Apparently, it's illegal to knowingly broadcast false information [1] within certain guidelines, and that can indeed cause a license revocation:

"The FCC prohibits broadcasting false information about a crime or a catastrophe if the broadcaster knows the information is false and will cause substantial “public harm” if aired. FCC rules specifically say that the “public harm must begin immediately, and cause direct and actual damage to property or to the health or safety of the general public, or diversion of law enforcement or other public health and safety authorities from their duties.”

The FCC chair referenced this law in response to Jimmy Kimmel claiming that the Charlie Kirk shooter was "maga":

“We hit some new lows over the weekend with the MAGA gang trying to characterize this kid who killed Charlie Kirk as anything other than one of them and doing everything they can to score political points from it,”

While this was demonstrably untrue, and it was widely known to be untrue at the time, I agree that it doesn't appear to meet the FCC standard I quoted above.

I actually find the FCC rule itself a bit disturbing, as it seems to position the government as an arbiter of truth.

It isn't a new problem, Jefferson struggled with how to deal with it too [2]

"Nothing can now be believed which is seen in a newspaper. Truth itself becomes suspicious by being put into that polluted vehicle"

What do you suggest as a solution? Should false information be ok to broadcast with a FCC license? Who gets to determine whether it's false?

[1] https://www.fcc.gov/sites/default/files/broadcasting_false_i...

[2] https://press-pubs.uchicago.edu/founders/documents/amendI_sp...



> What do you suggest as a solution? Should false information be ok to broadcast with a ... license?

This seems like begging the question. The issue here obviously isn't truth vs untruth, it is fealty to the regime vs opposition to the regime. All the evidence points in this direction, and there isn't a better case yet made in the opposite.

Witness the example cited above: right-wing talk radio, famous for spreading untruthful info and agreeing with the regime, is let off scot-free. Or how the regime itself spread untruths about Alex Pretti after they killed him. That categorically debunks any purported "truth vs untruth" decision criteria and seems to confirm the fealty vs opposition decision criteria.
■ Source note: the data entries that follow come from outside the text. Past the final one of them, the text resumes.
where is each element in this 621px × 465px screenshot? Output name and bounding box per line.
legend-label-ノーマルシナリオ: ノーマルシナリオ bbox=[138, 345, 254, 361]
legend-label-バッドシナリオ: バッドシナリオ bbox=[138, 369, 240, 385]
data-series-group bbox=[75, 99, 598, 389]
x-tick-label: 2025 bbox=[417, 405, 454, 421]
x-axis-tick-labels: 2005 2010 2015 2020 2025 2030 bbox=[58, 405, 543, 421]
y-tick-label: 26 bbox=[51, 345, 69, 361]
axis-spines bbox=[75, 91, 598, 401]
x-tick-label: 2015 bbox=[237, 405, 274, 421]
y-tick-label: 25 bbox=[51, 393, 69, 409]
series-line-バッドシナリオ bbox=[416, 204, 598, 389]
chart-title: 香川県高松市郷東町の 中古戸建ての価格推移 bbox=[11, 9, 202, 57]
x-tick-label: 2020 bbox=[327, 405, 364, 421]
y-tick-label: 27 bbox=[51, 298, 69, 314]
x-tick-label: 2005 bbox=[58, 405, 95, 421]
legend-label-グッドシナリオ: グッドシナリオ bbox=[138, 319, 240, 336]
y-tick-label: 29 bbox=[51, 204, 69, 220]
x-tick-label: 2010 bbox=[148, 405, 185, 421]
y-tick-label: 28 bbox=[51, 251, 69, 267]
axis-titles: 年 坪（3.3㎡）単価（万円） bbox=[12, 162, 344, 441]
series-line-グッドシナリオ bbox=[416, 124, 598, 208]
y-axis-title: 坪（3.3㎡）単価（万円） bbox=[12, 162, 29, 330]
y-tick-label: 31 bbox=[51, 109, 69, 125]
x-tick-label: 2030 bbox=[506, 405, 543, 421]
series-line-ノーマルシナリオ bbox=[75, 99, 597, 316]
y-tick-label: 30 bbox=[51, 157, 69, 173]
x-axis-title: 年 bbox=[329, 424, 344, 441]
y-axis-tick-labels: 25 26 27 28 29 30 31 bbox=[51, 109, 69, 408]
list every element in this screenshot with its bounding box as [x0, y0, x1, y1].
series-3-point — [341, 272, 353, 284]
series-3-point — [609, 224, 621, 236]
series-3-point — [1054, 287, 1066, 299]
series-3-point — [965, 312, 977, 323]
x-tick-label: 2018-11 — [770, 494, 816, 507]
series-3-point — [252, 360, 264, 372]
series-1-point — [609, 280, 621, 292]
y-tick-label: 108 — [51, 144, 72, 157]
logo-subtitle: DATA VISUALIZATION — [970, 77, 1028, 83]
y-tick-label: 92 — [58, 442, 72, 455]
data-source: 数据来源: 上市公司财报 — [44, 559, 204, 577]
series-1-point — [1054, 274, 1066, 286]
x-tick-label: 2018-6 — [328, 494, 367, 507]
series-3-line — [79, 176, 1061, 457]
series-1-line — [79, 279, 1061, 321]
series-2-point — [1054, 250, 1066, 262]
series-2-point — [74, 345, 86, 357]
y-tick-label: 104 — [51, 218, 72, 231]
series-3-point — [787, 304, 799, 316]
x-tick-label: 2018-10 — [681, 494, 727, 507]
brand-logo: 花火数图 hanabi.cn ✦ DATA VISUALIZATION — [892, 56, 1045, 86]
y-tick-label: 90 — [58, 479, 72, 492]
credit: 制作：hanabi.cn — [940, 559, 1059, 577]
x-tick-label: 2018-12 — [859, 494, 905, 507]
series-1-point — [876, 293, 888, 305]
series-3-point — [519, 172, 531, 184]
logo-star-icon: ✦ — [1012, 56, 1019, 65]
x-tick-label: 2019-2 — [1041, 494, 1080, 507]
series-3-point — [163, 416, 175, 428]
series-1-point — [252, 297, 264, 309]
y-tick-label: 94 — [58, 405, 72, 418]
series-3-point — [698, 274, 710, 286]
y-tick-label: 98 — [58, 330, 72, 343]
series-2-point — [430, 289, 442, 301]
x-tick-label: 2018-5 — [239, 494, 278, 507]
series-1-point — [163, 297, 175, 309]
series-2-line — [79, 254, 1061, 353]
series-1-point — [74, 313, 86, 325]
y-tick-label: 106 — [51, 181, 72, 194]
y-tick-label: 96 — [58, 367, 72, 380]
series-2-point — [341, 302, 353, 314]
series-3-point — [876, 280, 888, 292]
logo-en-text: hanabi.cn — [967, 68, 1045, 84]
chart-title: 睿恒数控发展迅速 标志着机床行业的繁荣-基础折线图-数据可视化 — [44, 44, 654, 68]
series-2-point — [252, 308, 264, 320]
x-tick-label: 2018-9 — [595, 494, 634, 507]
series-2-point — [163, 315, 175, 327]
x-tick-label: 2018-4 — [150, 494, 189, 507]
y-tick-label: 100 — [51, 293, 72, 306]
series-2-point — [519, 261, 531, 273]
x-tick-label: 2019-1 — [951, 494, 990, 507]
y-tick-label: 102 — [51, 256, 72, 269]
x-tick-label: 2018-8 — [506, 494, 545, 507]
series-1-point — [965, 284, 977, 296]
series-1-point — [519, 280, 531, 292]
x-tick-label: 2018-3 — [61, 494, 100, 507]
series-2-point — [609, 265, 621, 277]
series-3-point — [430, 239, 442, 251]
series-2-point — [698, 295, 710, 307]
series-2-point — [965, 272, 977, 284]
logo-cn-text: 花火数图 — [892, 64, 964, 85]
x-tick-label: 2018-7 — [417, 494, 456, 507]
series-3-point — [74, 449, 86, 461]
Fun thought experiment: re-read this situation, but imagine it took place in russia, by putin's hand. Like seriously, what oppressive regime in modern history HASN'T had some variation of silencing the opposition "for broadcasting 'false information'"?:

> On the morning of March 4, the last remaining independent news outlet in Russia — the award-winning Novaya Gazeta — announced the end of its reporting on the war in Ukraine in response to Russian government demands.

> A new law that bans the “dissemination of knowingly false information” about the Russian armed forces — and carries up to a 15-year penalty — was the final blow. [0]
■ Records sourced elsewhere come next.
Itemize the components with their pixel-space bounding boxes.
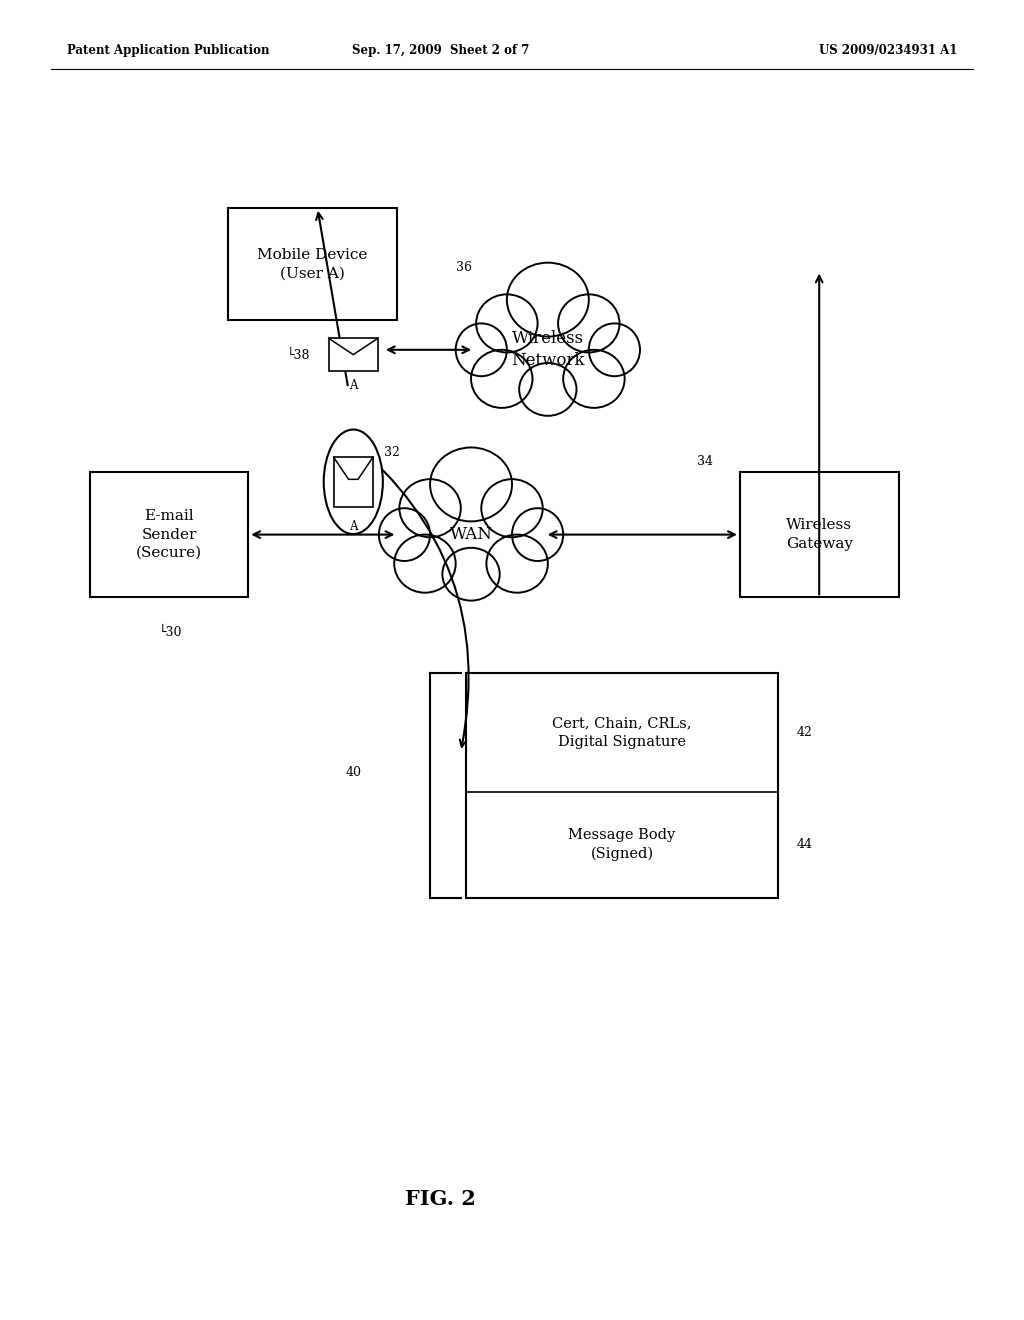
Text: WAN: WAN: [450, 527, 493, 543]
Text: A: A: [349, 520, 357, 533]
Text: Message Body
(Signed): Message Body (Signed): [568, 829, 676, 862]
Text: └30: └30: [159, 627, 182, 639]
Ellipse shape: [507, 263, 589, 337]
Ellipse shape: [558, 294, 620, 352]
Text: Sep. 17, 2009  Sheet 2 of 7: Sep. 17, 2009 Sheet 2 of 7: [351, 44, 529, 57]
Text: E-mail
Sender
(Secure): E-mail Sender (Secure): [136, 510, 202, 560]
Text: 44: 44: [797, 838, 813, 851]
Text: └38: └38: [287, 348, 310, 362]
Text: 40: 40: [345, 766, 361, 779]
Ellipse shape: [589, 323, 640, 376]
Text: FIG. 2: FIG. 2: [404, 1188, 476, 1209]
Text: Wireless
Network: Wireless Network: [511, 330, 585, 370]
Bar: [334, 457, 373, 507]
Ellipse shape: [563, 350, 625, 408]
Ellipse shape: [430, 447, 512, 521]
Ellipse shape: [456, 323, 507, 376]
Ellipse shape: [519, 363, 577, 416]
Text: Patent Application Publication: Patent Application Publication: [67, 44, 269, 57]
Ellipse shape: [442, 548, 500, 601]
Ellipse shape: [486, 535, 548, 593]
Ellipse shape: [476, 294, 538, 352]
Ellipse shape: [481, 479, 543, 537]
Bar: [90, 473, 248, 597]
Bar: [739, 473, 899, 597]
Text: Wireless
Gateway: Wireless Gateway: [785, 519, 853, 550]
Ellipse shape: [399, 479, 461, 537]
Ellipse shape: [379, 508, 430, 561]
Text: Cert, Chain, CRLs,
Digital Signature: Cert, Chain, CRLs, Digital Signature: [552, 717, 692, 748]
Text: US 2009/0234931 A1: US 2009/0234931 A1: [819, 44, 957, 57]
Bar: [227, 207, 396, 319]
Text: 36: 36: [456, 261, 472, 275]
Text: 34: 34: [696, 455, 713, 467]
Ellipse shape: [394, 535, 456, 593]
Text: 32: 32: [384, 446, 400, 459]
Text: A: A: [349, 379, 357, 392]
Bar: [329, 338, 378, 371]
Ellipse shape: [512, 508, 563, 561]
Bar: [466, 673, 778, 898]
Ellipse shape: [324, 429, 383, 535]
Text: Mobile Device
(User A): Mobile Device (User A): [257, 248, 368, 280]
Ellipse shape: [471, 350, 532, 408]
Text: 42: 42: [797, 726, 813, 739]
0: https://niemanreports.org/putin-ukraine-russia-media/


There's definitely a "both sides" argument here, but honestly that's boring and doesn't really move a conversation forward.

The problem isn't simple, and there don't seem to be obvious answers - civilizations have been struggling with it since recorded history.

I assume you're not trying to make the point that exceeding authority is a characteristic limited to the current administration are you?

Quis custodiet ipsos custodes?

We've been asking this since at least 1st century Rome.

I think it's more important to evaluate systems, institutions and their effectiveness than specific politicians.


Are you sure you replied to the right post? Mine was about how this action was clearly done on the basis of opposition to the current regime.

Neither the conversation nor the country can really move forward without that shared understanding of where we're at now.


Yep, agreed.

If you aren't able to see how the issue is much broader than any specific politician, it's difficult to move a conversation forward.

You may want to take a serious and critical look at how these problems have been a part of all politics throughout history.

If your viewpoint is that the current team is the bad guy, but some other team is the good guy, it just means that their propaganda has been effective with you.